Потом схватила портрет, велела охраннику вызвать мне машину и поехала в Бангкок.

* * *

— О, это вы, — сказал Роберт Фицджеральд, выглядывая через перила. Он был очень бледен, голова была забинтована, но находился дома. — Влезайте. Вижу, вы нашли портрет.

— В состоянии немного поработать? — спросила я.

— Думаю, что да, — ответил он. — Если не потребуется бежать марафонскую дистанцию или что-то в этом роде.

— Я попрошу вас очистить эту часть портрета.

— Весь портрет требует небольшой чистки.

— Удалите Будду, — сказала я, указывая. — Начните примерно здесь.

— Не понимаю, зачем, — сказал он. — Это замечательная живопись, и художник, как-никак, мой отец.

— Посмотрите немного на портрет, — заговорила я. — Ваш отец был замечательным мастером. Его перспектива совершенна. Здесь несовершенство. Кто-то, может быть, он сам, может, кто-то другой, закрасил это место. Уилл Бошамп тоже так думал. Он начал расчищать это место перед тем, как был убит. Если посмотрите внимательно, увидите, где он начинал.

— Убит?! — воскликнул он. — Вы ничего не говорили о том, что его убили. Между прочим, я знаю, кто эта Хелен Форд. Я навел о ней справки. Она убийца. С какой стати мне в это впутываться?

— Потому что она сестра вашего отца.

— Что? — воскликнул Роберт. Бледность его стала более заметной, и он откинулся на спинку дивана. Казалось, ему трудно дышать. Но мне было все равно.
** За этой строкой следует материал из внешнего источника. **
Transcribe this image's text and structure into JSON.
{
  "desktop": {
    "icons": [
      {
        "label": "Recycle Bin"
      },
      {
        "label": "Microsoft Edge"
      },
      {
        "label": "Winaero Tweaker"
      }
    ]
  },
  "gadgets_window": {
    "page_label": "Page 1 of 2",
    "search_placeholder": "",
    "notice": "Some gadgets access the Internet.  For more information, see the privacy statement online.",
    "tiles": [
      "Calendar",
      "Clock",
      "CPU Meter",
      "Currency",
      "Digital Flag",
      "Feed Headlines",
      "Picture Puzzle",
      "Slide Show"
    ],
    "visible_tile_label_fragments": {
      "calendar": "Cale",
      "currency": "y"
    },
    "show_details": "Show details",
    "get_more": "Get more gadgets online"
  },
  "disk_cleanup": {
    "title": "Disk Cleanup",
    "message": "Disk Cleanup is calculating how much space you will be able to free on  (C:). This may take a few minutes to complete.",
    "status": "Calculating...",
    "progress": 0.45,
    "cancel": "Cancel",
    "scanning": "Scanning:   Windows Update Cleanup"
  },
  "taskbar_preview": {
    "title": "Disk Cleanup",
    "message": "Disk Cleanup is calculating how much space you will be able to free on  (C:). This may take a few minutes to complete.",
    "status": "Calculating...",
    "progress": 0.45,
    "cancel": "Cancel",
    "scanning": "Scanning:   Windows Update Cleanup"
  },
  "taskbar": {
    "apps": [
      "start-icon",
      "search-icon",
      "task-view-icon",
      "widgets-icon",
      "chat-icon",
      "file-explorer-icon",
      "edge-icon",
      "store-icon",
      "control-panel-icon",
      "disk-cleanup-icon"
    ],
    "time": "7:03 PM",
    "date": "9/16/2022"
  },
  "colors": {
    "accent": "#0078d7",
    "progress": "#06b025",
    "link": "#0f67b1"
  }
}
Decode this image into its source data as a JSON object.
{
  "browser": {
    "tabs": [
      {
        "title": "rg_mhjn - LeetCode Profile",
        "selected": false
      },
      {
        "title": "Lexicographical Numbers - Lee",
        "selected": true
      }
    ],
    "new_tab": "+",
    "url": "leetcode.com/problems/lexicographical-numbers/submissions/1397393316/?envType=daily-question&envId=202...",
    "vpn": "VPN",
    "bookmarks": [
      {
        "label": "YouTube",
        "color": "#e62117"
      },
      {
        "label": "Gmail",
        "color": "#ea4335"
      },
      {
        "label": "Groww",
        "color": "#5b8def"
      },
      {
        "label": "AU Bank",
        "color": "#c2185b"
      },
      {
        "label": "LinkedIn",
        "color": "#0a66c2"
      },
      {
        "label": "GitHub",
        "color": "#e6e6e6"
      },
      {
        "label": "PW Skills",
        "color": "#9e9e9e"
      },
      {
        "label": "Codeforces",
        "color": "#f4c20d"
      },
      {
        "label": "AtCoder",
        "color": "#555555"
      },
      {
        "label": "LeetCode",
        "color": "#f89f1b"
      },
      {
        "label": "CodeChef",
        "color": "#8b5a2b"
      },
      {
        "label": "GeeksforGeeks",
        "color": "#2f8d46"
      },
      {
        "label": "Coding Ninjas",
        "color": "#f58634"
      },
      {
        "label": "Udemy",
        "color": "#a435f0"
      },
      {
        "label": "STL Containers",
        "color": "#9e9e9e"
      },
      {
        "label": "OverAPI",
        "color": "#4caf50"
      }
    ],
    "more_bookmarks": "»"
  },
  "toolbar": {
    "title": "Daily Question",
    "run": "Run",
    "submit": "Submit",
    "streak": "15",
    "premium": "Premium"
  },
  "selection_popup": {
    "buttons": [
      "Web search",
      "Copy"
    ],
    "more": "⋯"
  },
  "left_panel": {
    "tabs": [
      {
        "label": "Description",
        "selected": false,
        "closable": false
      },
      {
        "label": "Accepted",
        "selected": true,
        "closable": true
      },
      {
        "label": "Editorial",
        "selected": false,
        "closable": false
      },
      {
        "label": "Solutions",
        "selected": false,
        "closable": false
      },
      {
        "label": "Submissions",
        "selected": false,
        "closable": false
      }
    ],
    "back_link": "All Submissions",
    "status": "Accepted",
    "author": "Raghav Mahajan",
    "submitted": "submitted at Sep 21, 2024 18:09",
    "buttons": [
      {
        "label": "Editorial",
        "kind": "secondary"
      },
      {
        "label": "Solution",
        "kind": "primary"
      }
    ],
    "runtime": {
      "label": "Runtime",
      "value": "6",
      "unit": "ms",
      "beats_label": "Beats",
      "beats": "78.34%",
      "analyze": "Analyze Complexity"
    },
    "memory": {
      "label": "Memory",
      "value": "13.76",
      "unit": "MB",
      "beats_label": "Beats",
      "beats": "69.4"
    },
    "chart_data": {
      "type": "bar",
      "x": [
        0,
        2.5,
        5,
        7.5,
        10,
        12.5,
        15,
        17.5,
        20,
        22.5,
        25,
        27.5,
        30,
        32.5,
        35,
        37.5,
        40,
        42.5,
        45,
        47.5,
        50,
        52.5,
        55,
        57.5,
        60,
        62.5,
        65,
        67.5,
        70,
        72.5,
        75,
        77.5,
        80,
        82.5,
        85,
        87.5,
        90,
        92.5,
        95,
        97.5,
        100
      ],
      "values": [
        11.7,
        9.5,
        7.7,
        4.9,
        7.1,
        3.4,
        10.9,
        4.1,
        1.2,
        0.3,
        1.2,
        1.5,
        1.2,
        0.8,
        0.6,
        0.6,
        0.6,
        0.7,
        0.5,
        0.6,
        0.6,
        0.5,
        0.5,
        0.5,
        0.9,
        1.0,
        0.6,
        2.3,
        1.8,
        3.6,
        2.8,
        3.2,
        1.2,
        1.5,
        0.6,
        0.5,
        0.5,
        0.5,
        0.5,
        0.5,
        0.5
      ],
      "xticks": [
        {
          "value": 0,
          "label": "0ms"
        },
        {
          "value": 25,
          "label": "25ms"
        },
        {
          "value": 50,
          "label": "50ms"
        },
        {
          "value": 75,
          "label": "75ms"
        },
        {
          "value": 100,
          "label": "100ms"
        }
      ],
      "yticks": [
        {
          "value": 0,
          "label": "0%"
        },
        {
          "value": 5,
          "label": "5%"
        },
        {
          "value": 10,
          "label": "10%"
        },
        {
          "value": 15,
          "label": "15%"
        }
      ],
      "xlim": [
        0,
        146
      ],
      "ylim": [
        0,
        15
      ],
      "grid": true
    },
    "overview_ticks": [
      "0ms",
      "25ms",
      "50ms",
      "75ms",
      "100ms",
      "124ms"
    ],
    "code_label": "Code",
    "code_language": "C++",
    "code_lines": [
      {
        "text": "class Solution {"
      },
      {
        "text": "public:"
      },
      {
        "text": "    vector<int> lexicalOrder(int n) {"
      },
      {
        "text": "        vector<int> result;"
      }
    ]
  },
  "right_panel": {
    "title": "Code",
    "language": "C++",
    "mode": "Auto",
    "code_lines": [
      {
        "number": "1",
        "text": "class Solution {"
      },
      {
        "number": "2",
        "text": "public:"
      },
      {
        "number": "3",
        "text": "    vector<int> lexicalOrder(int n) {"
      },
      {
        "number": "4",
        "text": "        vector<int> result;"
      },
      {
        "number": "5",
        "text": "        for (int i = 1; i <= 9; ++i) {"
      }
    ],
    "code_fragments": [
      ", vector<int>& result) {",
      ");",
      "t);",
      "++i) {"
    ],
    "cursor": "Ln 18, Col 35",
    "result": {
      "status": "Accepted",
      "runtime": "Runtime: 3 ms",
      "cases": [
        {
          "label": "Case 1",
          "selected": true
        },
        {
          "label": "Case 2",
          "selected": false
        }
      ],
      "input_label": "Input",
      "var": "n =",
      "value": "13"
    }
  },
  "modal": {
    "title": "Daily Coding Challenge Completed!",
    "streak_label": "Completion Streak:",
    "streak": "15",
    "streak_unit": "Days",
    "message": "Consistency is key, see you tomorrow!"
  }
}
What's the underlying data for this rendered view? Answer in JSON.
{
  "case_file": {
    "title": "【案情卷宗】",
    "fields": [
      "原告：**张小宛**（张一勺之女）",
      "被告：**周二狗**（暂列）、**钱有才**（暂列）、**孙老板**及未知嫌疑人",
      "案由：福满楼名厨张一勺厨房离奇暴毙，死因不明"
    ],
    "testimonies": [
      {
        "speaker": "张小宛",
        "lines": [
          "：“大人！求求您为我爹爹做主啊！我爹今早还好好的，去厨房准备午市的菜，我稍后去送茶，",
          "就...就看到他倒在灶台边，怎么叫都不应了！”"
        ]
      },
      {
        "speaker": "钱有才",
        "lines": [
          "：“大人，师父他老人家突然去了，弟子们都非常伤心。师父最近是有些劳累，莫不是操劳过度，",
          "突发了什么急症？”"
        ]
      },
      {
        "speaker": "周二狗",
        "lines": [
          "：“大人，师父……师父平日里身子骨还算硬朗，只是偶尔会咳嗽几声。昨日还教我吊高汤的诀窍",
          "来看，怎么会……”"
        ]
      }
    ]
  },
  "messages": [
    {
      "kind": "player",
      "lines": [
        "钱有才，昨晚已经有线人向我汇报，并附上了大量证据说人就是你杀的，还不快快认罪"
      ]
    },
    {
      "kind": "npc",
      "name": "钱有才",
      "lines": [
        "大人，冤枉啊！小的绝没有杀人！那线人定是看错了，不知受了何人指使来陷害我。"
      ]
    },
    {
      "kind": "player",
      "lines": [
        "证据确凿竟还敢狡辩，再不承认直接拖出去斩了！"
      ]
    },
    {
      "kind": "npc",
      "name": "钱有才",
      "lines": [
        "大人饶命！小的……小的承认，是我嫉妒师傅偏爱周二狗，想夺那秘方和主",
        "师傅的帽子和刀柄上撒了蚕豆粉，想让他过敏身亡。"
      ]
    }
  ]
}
— Это так. Теперь о портрете…

— О, Господи, — произнес он. Я внезапно поняла, что, несмотря на всю свою внешнюю грубость, Фицджеральд даже в лучшие времена очень хрупкий человек, а это время вряд ли было лучшим. — Не могли бы подать мне ингалятор? — сказал он, вяло указывая на стол, где лежал этот прибор. — Моя астма…

— Роберт, — заговорила я, подав ему ингалятор, но не дожидаясь, когда он сделает вдох. — Это очень важно, иначе бы я не приехала. По ходу дела я расскажу вам о вашей тете, но вам нужно приниматься за работу.

Восстановив дыхание, Роберт пристально разглядывал портрет несколько минут.

— Пожалуй, вы правы, — согласился он. — Очень может быть, что оригинал кто-то закрасил.

— Сможете сделать это? — спросила я.

— Думаю, что да. Сейчас принесу кое-какие материалы.

Он вяло пошел в заднюю часть дома, а я сидела в мучительном ожидании.

* * *

В течение нескольких часов медленно появлялось лицо: темные волосы, светло-карие глаза, смуглая кожа и взгляд, такой же, как у женщины, рука которой была простерта, словно защищая это лицо.

— Господи, — произнес Фицджеральд. — Это ребенок, и наверняка ее.

— Ваша мать все еще в городе? — спросила я.

— Да, — ответил Роберт.

— Едем к ней.

— Не могли бы вы без меня? Я неважно себя чувствую.

Роберт выглядел нездоровым. Бледность его приобрела зеленый оттенок.

— Извините, — сказала я. — Ехать, когда скверно себя чувствуете, это слишком. Только дайте мне точный адрес.

* * *

— Здравствуйте, дорогая, — сказала Эдна Томас, маленькая, опрятная, седая женщина с голубыми глазами. Руки ее были изуродованы артритом. — Вы та самая славная девушка, что обнаружила Бобби и вызвала врача, так ведь?

Она говорила с неопределенным акцентом, который появляется у многих американцев после долгих лет жизни в Англии. Я нашла ее в отеле, который в лучшем случае можно было назвать отелем туристского класса. Комната была чистой, но гнетуще скромной. Если ее первый муж зарабатывал деньги кистью, она как будто не получила от этого никакой пользы.